Comme le rappelle Olivier Sueur, professeur à Sciences Po et ancien sous-directeur OTAN-UE au ministère des Armées, l’autonomie stratégique européenne ne relève plus du slogan mais d’un programme massif : élaboration d’un Livre blanc sur l’avenir de la défense européenne, mise en place de l’instrument SAFE doté de 150 milliards d’euros, proposition de la Commission de 131 milliards d’euros pour la défense de l’espace entre 2028 et 2034, réarmement allemand avec le poids considérable pris par Rheinmetall, et capacité européenne à soutenir l’Ukraine de manière autonome.

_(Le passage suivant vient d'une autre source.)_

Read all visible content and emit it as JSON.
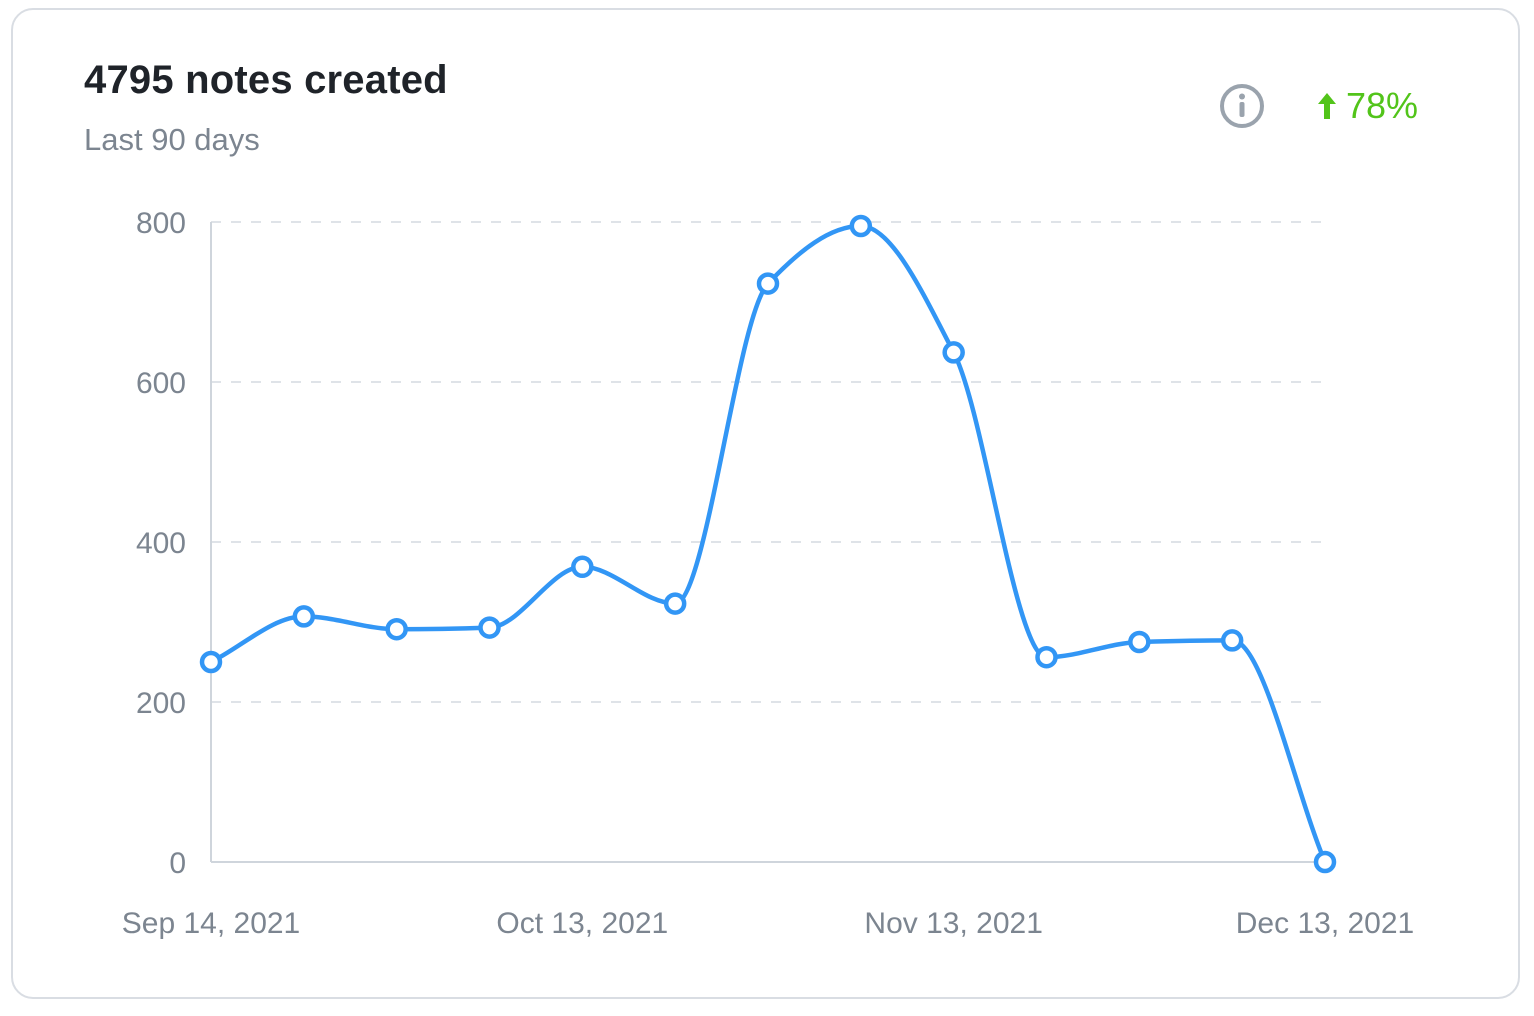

L’Europe a donc engagé un mouvement de réarmement inédit. Reste une question centrale : ce réarmement se fera-t-il dans le respect des souverainetés industrielles et stratégiques des États, ou sera-t-il absorbé dans un « marché unique de la défense » qui, faute d’opposition politique, deviendra de facto une compétence de l’Union européenne, appelée à investir d’ici 2030 près de 800 milliards d’euros dans le programme « ReArm Europe » ?
Car il y a une illusion dangereuse à croire que l’intégration administrative produit mécaniquement de la puissance. Dans un monde dominé par le retour des empires, l’intégration sans souveraineté conduit non pas à la protection, mais à la dépendance. Transformer la BITD française en segment d’une chaîne européenne pilotée par la norme plutôt que par la stratégie, c’est accepter que la France ne décide plus vraiment de sa sécurité.
Ce débat qui trouvera son point d’orgue en février n’est pas technique. Il est existentiel.
Il concerne la capacité de la France à rester une nation qui produit, exporte, dissuade et choisit. Il concerne notre place à la table du XXIᵉ siècle — ou notre présence au menu.
Il est urgent de se mobiliser. Parlementaires, industriels, militaires, responsables politiques et intellectuels doivent comprendre que l’on ne défend pas la paix en affaiblissant les instruments de la puissance, mais en les rendant cohérents, crédibles et souverains.
Dans un monde où la force redevient la grammaire des relations internationales, la France n’a pas le droit de transformer sa BITD en variable d’ajustement européenne. Elle doit en faire, plus que jamais, un pilier de son indépendance.